Interview janvier 2020

Bouthayna Iraqui Houssaini

Femme d’affaires, militante associative et ancienne parlementaire, Bouthayna Iraqui a accepté de rencontrer EE à l’occasion des 30 ans de Locamed afin de faire le point sur un ensemble de questions économiques et sociales.

Nous sommes à quelques jours de la fin de 2019. Quels souvenirs gardez-vous de cette année?
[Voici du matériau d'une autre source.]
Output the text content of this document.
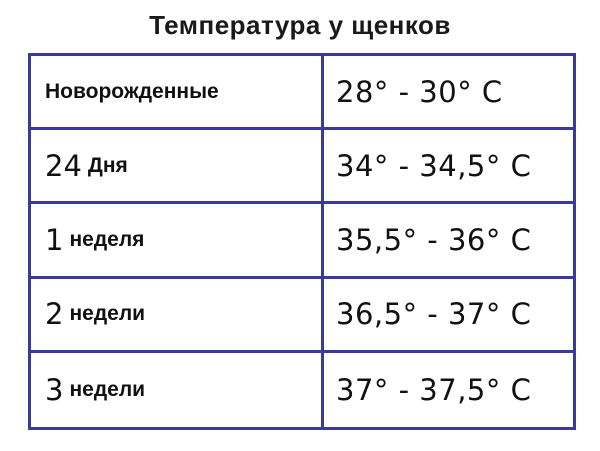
Температура у щенков
Новорожденные	28° - 30° C
24 Дня	34° - 34,5° C
1 неделя	35,5° - 36° C
2 недели	36,5° - 37° C
3 недели	37° - 37,5° C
2019 a été une année très importante pour moi en tant que cheffe d’entreprise. Locamed vient de souffler sa 30e bougie et contrairement à ce que pourraient penser d’autres dirigeants qui choisiraient d’aller vers une suite des choses plus apaisée, plus calme, plus résignée après tant d’années de travail, je me suis lancée dans une nouvelle aventure qui est la croissance de l’entreprise. On multiplie pratiquement les effectifs par deux. 2019 est également pour moi l’année de la continuité et de la transmission. L’entreprise est familiale et son concept et ses valeurs plaisent à mes enfants, surtout le plus jeune, Mehdi, qui prend les rênes aujourd’hui en tant que directeur général. Il est très ambitieux et nous avons redéfini les objectifs pour une nouvelle phase de croissance. Nous avons d’ailleurs rejoint la 7e cohorte du Programme Elite de la Bourse de Casablanca afin de nous hisser dans la cour des grands.

N’est-ce pas un peu prématuré d’envisager une entrée en Bourse?

Je vous assure que c’est bien réfléchi et bien calculé. Nous envisagerons très certainement un accès au marché des capitaux parce que nous en avons les moyens. Ce n’est ni utopique ni prétentieux. Nous avons d’ailleurs accéléré nos investissements en passant à la vitesse supérieure et nous prévoyons d’ouvrir 7 nouveaux magasins en une année alors que nous étions sur une moyenne d’un magasin tous les deux ans. Nous en avons ouvert un en juillet à Mohammedia et l’autre la semaine passée à Meknès. Nous prévoyons de couvrir Agadir dans un mois et demi, d’ouvrir un magasin à Ribat Center dans deux mois avant de continuer avec Nador et d’autres villes. 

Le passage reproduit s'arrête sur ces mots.